- Born: Julia Robinson 1981 (age 44–45) Adelaide, South Australia
- Education: Adelaide Central School of Art
- Known for: Sculpture, Installation art
- Awards: SALA Festival/The Advertiser (Adelaide) Contemporary Art Prize, 2016
- Website: julia-robinson.net

= Julia Robinson (artist) =

Australian artist (born 1981)

Julia Robinson is an Australian artist and arts educator based in Adelaide, South Australia. She lectures at Adelaide Central School of Art and her work has been included in the Adelaide Biennial of Australian Art in 2016 and The National (New Australian Art) in 2019.

== Early life and education ==
Julia Robinson was born in Adelaide in 1981 and studied visual arts at Adelaide Central School of Art.

== Artistic style and subject ==
Robinson works in sculpture and installation art, using textiles and costuming techniques to produce her sculptures. She makes animal figures from scratch, using flywire, fabrics and other materials. Sex and death are major themes of her work and she draws her inspiration from folklore, mythology and the occult.

Her artwork, Beatrice, featured in the 2020 Adelaide Biennial of Australian Art and exhibited at the Museum of Economic Botany, is inspired by Scylla from Homer's The Odyssey and Nathaniel Hawthorne's short story, "Rappacini's Daughter".

==Career==
Robninson lectures at Adelaide Central School of Art.

== Awards ==
- SALA Festival/The Advertiser (Adelaide) Contemporary Art Prize, 2016
- 2024 South Australian Living Artist Publication featured recipient.

==Major exhibitions ==
Robinson's work has been included in the Adelaide Biennial of Australian Art in 2016 and 2020 and The National (New Australian Art) in 2019.

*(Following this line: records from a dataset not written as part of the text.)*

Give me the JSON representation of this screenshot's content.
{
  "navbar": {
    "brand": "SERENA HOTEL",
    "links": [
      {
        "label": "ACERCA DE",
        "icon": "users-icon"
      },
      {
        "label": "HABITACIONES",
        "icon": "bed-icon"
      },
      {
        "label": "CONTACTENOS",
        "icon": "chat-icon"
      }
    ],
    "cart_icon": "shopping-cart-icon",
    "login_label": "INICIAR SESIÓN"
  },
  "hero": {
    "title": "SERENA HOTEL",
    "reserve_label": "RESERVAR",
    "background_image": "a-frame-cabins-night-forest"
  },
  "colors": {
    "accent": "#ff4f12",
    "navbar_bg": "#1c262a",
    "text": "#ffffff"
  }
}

- Adelaide Biennial of Australian Art 2020
- The National 2019
- Tamworth Textile Triennial 2017
- Adelaide Biennial of Australian Art 2014

== Collections ==
- Art Gallery of South Australia
- Museum of Contemporary Art Australia

==Personal life==
Robinson married to fellow artist Roy Ananda.

== Publications ==
- Robb, Leigh, Robinson, Julia, & Coleman, Claire G. (2020). Monster Theatres: 2020. Art Gallery of South Australia, Adelaide.
- Jenkins, Susan, & Brown, Gillian. (2015). Do It [Adelaide]: 13 February – 25 April 2015. Anne & Gordon Samstag Museum of Art, University of South Australia, Adelaide SA.
- Parker Philip, Isobel, Cunningham, Daniel Mudie, Bullen, Clothilde, & Davis, Anna.(2019). The National 2019: new Australian art. Art Gallery of New South Wales, Carriageworks, $ Museum of Contemporary Art Australia, Sydney, N.S.W.
- Robinson, Julia, MacDonald, Logan, & Slade, Lisa. (2015). One to rot and one to grow. Parkside, SA Contemporary Art Centre of South Australia.
- Mitzevich, Nick. (2014). Dark heart. Art Gallery of South Australia, Adelaide, South Australia.
- Robinson, Julia, & Ananda, Roy. (2004). Primavera 2004: exhibition by young Australian artists. Museum of Contemporary Art, Sydney.
- Robinson, Julia, Ananda, Roy, & Butterworth, Heather. (2004). Thousand-fold: Julia Robinson and Roy Ananda. [South Australia] [publisher not identified].